Одной из основных причин падения оседлых цивилизаций была утрата чувство единства.[106]

Чувство единства, по мнению Ибн Халдуна, это одна из главных отличительных черт народов цивилизаций пустынь. Некоторое время оно сохранялось и после завоевания ими оседлых цивилизаций. «Где бы мы ни наблюдали народ, обладающий чувством единства и завоевавший контроль над многими землями и народами, мы обнаруживаем в нем страстное желание добра и добрых нравов, таких как щедрость, прощение ошибок, терпимость к слабым, гостеприимство к гостям, забота о бедных, терпение в сложных обстоятельствах, преданное исполнение обязательств, отказ от денег во имя сохранения свободы, уважение к религиозному закону и ученым, которые сведущи в нем».[107]

Но народы пустыни, завоевав оседлые народы, меняют свой образ жизни. Они наслаждаются роскошью, размеренной и спокойной жизнью. Как следствие, чувство единства разрушается. К четвертому поколению оно, как правило, исчезает. А вместе с ним исчезают и те династии, которые когда-то пришли к власти, опираясь на мощное чувство единства своего народа.[108]

Процесс падения династий мог быть ускорен либо замедлен. Как свидетельствовала история, его ускоряли многие факторы, в частности: объединение в одном государстве разных племен и народов, порочность правителей, несовершенство систем правления и законов, неудачные войны, ошибки в организации и ведении общественного хозяйства.

Особое внимание Ибн Халдун обращал на тот факт, что в современных ему исламских государствах многие религиозные законы не соблюдались, а светские законы не соответствовали законам религии и требованиям разума. «Все продиктованное силой, чувством превосходства либо несдерживаемым гневом, является тиранией и несправедливостью и должны порицаться с точки зрения требований как религиозного права, так и политической мудрости».[109]

Вместе с тем он отмечал, что религиозное право «не осуждает королевскую власть и не запрещает ее осуществление. Оно просто осуждает то зло, которое от нее исходит, например тиранию, несправедливость, стремление к удовольствиям».[110]

Религиозное право не осуждало и бушевавшие в простых подданных чувства, но стремилось к тому, чтобы эти чувства «служили допустимым целям во благо общественных интересов для того, чтобы человек стал деятельным слугой Бога, добровольно исполняющим божественные повеления».[111]

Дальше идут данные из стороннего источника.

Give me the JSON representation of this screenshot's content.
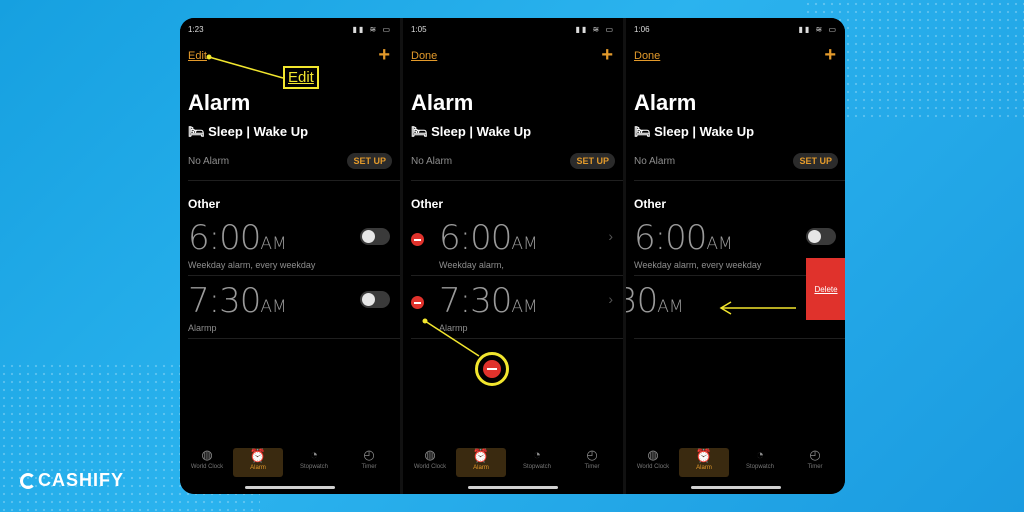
{
  "phones": [
    {
      "status_time": "1:23",
      "edit_label": "Edit",
      "title": "Alarm",
      "sleep": "🛏 Sleep | Wake Up",
      "no_alarm": "No Alarm",
      "setup": "SET UP",
      "other": "Other",
      "alarms": [
        {
          "time": "6:00",
          "ampm": "AM",
          "label": "Weekday alarm, every weekday"
        },
        {
          "time": "7:30",
          "ampm": "AM",
          "label": "Alarmp"
        }
      ],
      "callout": "Edit"
    },
    {
      "status_time": "1:05",
      "edit_label": "Done",
      "title": "Alarm",
      "sleep": "🛏 Sleep | Wake Up",
      "no_alarm": "No Alarm",
      "setup": "SET UP",
      "other": "Other",
      "alarms": [
        {
          "time": "6:00",
          "ampm": "AM",
          "label": "Weekday alarm,"
        },
        {
          "time": "7:30",
          "ampm": "AM",
          "label": "Alarmp"
        }
      ]
    },
    {
      "status_time": "1:06",
      "edit_label": "Done",
      "title": "Alarm",
      "sleep": "🛏 Sleep | Wake Up",
      "no_alarm": "No Alarm",
      "setup": "SET UP",
      "other": "Other",
      "alarms": [
        {
          "time": "6:00",
          "ampm": "AM",
          "label": "Weekday alarm, every weekday"
        },
        {
          "time": "30",
          "ampm": "AM",
          "label": ""
        }
      ],
      "delete_label": "Delete"
    }
  ],
  "tabs": [
    "World Clock",
    "Alarm",
    "Stopwatch",
    "Timer"
  ],
  "tab_icons": [
    "globe-icon",
    "alarm-clock-icon",
    "stopwatch-icon",
    "timer-icon"
  ],
  "brand": "CASHIFY",
  "colors": {
    "accent": "#e39a2b",
    "highlight": "#f2e62e",
    "delete": "#e0322c",
    "background": "#1ea6e6"
  }
}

Наиболее подробно Ибн Халдун описывал существовавшие системы правления, проводя сравнения между разными исламскими государствами и некоторыми христианскими странами и отмечая присущие им достоинства и недостатки, которые во многом определяли судьбы современных ему и давно исчезнувших династий и цивилизаций.[112]

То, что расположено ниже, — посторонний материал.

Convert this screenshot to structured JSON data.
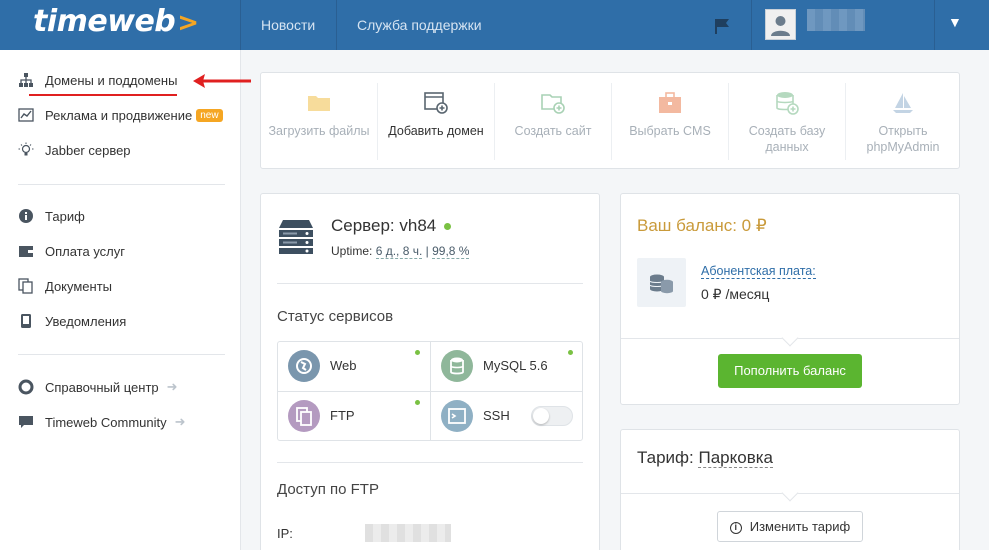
{
  "header": {
    "logo": "timeweb",
    "logo_arrow": ">",
    "nav": [
      "Новости",
      "Служба поддержки"
    ],
    "caret": "▼"
  },
  "sidebar": {
    "items_top": [
      {
        "label": "Домены и поддомены",
        "icon": "sitemap-icon"
      },
      {
        "label": "Реклама и продвижение",
        "icon": "chart-icon",
        "badge": "new"
      },
      {
        "label": "Jabber сервер",
        "icon": "lightbulb-icon"
      }
    ],
    "items_mid": [
      {
        "label": "Тариф",
        "icon": "info-icon"
      },
      {
        "label": "Оплата услуг",
        "icon": "wallet-icon"
      },
      {
        "label": "Документы",
        "icon": "documents-icon"
      },
      {
        "label": "Уведомления",
        "icon": "phone-icon"
      }
    ],
    "items_bottom": [
      {
        "label": "Справочный центр",
        "icon": "help-icon"
      },
      {
        "label": "Timeweb Community",
        "icon": "chat-icon"
      }
    ]
  },
  "quick_actions": [
    {
      "label": "Загрузить файлы",
      "icon": "folder-icon",
      "active": false
    },
    {
      "label": "Добавить домен",
      "icon": "add-domain-icon",
      "active": true
    },
    {
      "label": "Создать сайт",
      "icon": "folder-plus-icon",
      "active": false
    },
    {
      "label": "Выбрать CMS",
      "icon": "briefcase-icon",
      "active": false
    },
    {
      "label": "Создать базу данных",
      "icon": "database-plus-icon",
      "active": false
    },
    {
      "label": "Открыть phpMyAdmin",
      "icon": "sailboat-icon",
      "active": false
    }
  ],
  "server": {
    "title": "Сервер: vh84",
    "uptime_label": "Uptime:",
    "uptime_value": "6 д., 8 ч.",
    "uptime_sep": "|",
    "uptime_percent": "99,8 %",
    "status_title": "Статус сервисов",
    "services": [
      {
        "label": "Web",
        "icon": "globe-icon",
        "color": "#7a96ad",
        "online": true
      },
      {
        "label": "MySQL 5.6",
        "icon": "database-icon",
        "color": "#8fb79a",
        "online": true
      },
      {
        "label": "FTP",
        "icon": "ftp-icon",
        "color": "#b49ac0",
        "online": true
      },
      {
        "label": "SSH",
        "icon": "terminal-icon",
        "color": "#8fb0c4",
        "online": false
      }
    ],
    "ftp_title": "Доступ по FTP",
    "ip_label": "IP:"
  },
  "balance": {
    "title": "Ваш баланс: 0 ₽",
    "fee_label": "Абонентская плата:",
    "fee_value": "0 ₽ /месяц",
    "topup_button": "Пополнить баланс"
  },
  "tariff": {
    "prefix": "Тариф:",
    "name": "Парковка",
    "change_button": "Изменить тариф",
    "info_glyph": "i"
  },
  "colors": {
    "header_bg": "#2f6ea8",
    "accent_orange": "#f5a623",
    "green": "#5bb530",
    "balance_gold": "#c99a3a",
    "annotation_red": "#e02020"
  }
}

Столь же внимательно он изучал системы управления и ведения общественного хозяйства, анализируя наиболее распространенные ошибки и просчеты, нарушавшие устойчивость цивилизаций. Так, он призывал правительства ограничить свое участие в ведении хозяйственных дел, так как оно препятствовало развитию частных хозяйств и торговых отношений.[113] Столь же пагубными были нападки на собственность людей, поскольку они устраняли стимулы к ее приобретению и приумножению.[114]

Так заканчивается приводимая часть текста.